Eda leva les yeux pour la regarder en face. Même si la sueur sur ses mains et le nœud dans son estomac la trahissaient, elle ne pouvait pas se permettre de montrer de la faiblesse.

— On dirait que tu as beaucoup d’opinions sur les décisions de Christopher.

Patricia laissa échapper un petit rire, mi-amusé, mi-triomphant.

— Ce ne sont pas des opinions, ma chère, juste des observations. Parfois, ce dont quelqu’un a besoin est évident, avant même qu’il ne le dise à voix haute.

Eda ne répondit pas tout de suite. Les mots de Patricia continuaient de tourner dans sa tête, chacun plus acéré que le précédent. C’était vrai que les choses entre Christopher et elle avaient été tendues dès le début, mais elle ne pouvait pas croire que ça en soit arrivé là… Ou peut-être que si ? Le retour de Patricia changeait tout, et c’était indéniable.

— Si tu veux bien m’excuser, dit Patricia en se levant avec élégance, je crois que je vais sortir prendre l’air. Ces conversations profondes me laissent toujours pensive.

Avant de sortir, elle s’arrêta près d’Eda, se penchant légèrement vers elle.

— J’espère que tu es prête pour ce qui va arriver, ma chérie. Même si, au fond, je crois que tu le savais déjà.

Eda sentit son corps se raidir à ces derniers mots. Lorsque Patricia quitta enfin la salle à manger, Eda laissa derrière elle un vide chargé d’incertitude. Eda serra les mains sur ses genoux, ignorant la sueur froide qui recouvrait désormais sa peau.

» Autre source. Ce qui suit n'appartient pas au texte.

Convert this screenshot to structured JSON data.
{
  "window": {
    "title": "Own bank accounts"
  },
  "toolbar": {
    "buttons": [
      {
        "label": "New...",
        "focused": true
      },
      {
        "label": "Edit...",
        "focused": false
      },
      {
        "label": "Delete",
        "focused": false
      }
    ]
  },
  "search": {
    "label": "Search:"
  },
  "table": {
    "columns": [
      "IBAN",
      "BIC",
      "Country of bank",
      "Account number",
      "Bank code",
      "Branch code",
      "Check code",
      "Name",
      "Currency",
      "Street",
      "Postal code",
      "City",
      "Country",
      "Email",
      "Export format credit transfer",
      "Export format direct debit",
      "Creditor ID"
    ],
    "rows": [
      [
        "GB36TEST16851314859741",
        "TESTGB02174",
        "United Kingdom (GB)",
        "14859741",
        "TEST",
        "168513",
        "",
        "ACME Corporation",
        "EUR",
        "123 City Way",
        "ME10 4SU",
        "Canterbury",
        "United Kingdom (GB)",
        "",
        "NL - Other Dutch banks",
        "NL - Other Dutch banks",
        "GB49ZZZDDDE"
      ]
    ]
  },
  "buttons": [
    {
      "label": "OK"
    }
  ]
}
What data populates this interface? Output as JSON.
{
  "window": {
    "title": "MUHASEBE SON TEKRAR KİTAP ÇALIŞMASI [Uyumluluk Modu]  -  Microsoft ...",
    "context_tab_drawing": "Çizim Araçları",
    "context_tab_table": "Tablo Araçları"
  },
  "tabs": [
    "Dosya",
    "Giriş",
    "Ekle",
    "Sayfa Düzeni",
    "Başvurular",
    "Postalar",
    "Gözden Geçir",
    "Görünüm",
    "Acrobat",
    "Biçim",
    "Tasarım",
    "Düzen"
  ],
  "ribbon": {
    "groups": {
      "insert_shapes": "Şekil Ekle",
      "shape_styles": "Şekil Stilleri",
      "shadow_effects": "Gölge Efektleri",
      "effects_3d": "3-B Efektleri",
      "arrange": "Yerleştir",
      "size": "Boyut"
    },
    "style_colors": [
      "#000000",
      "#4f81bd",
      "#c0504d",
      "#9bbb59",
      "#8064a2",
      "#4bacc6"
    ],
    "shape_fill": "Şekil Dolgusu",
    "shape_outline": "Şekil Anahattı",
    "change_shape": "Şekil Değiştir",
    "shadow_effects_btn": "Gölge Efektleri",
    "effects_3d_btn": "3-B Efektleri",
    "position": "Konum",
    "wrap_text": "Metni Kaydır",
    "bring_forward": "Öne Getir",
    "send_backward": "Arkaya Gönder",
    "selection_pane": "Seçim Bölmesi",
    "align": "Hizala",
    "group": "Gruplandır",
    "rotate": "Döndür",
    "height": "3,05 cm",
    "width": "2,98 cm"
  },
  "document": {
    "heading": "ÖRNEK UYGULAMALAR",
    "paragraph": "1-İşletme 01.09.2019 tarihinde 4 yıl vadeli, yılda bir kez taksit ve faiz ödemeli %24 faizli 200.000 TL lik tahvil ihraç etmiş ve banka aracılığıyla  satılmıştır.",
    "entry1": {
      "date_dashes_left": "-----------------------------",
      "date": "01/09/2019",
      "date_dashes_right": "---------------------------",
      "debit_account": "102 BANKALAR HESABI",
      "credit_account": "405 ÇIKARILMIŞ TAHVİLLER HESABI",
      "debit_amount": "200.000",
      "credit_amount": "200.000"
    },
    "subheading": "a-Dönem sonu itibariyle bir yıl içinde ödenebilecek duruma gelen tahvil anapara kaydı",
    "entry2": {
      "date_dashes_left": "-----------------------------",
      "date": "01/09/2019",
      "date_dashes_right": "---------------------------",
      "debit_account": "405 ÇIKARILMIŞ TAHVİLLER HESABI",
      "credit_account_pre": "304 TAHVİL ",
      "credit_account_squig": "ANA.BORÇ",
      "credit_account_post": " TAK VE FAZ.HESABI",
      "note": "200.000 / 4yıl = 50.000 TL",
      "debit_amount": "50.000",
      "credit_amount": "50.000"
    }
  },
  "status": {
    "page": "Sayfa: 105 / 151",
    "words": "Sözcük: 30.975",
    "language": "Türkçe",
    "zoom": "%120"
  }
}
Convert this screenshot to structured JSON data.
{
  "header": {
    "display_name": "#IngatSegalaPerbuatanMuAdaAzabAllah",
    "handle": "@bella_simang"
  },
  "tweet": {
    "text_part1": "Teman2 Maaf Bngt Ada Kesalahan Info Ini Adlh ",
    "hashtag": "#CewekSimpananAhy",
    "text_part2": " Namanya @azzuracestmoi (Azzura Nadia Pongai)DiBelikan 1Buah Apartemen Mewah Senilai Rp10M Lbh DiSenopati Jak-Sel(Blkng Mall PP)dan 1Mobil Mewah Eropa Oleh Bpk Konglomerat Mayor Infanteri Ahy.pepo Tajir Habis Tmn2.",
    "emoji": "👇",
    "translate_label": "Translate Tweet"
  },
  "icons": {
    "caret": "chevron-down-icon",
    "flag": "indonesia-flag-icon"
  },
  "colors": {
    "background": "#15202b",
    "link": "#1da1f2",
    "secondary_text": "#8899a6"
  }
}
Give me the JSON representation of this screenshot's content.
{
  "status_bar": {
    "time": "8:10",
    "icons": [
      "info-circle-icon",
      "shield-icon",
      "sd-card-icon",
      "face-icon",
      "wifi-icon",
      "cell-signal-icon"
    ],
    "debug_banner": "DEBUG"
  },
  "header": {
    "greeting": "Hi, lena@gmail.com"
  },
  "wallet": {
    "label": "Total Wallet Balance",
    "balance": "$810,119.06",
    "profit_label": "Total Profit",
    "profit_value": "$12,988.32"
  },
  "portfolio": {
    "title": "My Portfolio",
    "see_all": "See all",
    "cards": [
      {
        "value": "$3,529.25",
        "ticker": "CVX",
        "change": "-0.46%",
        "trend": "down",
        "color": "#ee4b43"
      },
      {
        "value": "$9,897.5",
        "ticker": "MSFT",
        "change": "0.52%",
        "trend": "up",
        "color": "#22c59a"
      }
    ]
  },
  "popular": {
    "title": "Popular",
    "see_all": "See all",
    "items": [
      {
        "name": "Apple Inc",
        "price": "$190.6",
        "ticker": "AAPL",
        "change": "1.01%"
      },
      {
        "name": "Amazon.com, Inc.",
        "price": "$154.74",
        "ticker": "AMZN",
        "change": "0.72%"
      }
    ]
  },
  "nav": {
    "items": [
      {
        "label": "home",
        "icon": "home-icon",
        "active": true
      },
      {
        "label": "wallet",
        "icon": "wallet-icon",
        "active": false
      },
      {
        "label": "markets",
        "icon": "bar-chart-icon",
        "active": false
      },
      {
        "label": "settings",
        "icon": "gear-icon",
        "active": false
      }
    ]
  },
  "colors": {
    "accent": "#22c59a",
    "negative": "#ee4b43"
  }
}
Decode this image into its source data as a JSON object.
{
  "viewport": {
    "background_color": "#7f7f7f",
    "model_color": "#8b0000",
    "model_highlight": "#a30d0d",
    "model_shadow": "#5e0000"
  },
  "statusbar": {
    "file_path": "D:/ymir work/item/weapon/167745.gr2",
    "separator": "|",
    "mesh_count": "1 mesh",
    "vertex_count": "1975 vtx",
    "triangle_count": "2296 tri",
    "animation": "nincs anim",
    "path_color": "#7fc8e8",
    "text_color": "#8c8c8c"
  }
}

Une pensée lui traversa l’esprit, glaciale et claire comme du cristal : Patricia avait raison. Christopher allait lui demander le divorce. Et, même si elle voulait le nier, elle ne pouvait s’empêcher de se sentir prisonnière de cette vérité. Bien sûr, elle n’allait pas rivaliser avec les sentiments de ce couple ; il était évident qu’un amour comme le leur ne serait pas facilement piétiné. Pourtant, tout pouvait désormais changer, puisqu’elle s’était donnée à Christopher. désormais, elle ne serait pas seulement une divorcée, elle serait aussi marquée pour avoir donné sa pureté à un homme qui aimait une autre femme. Eda ne pouvait que soupirer : il n’y avait pas de sentiments, et il n’y en aurait d’ailleurs jamais entre elle et Christopher, mais s’être donnée à lui en ce moment précis était une tempête intérieure qui balayait tout son être, car elle savait très bien que ça n’aurait pas dû arriver : elle et Christopher n’auraient pas dû faire l’amour.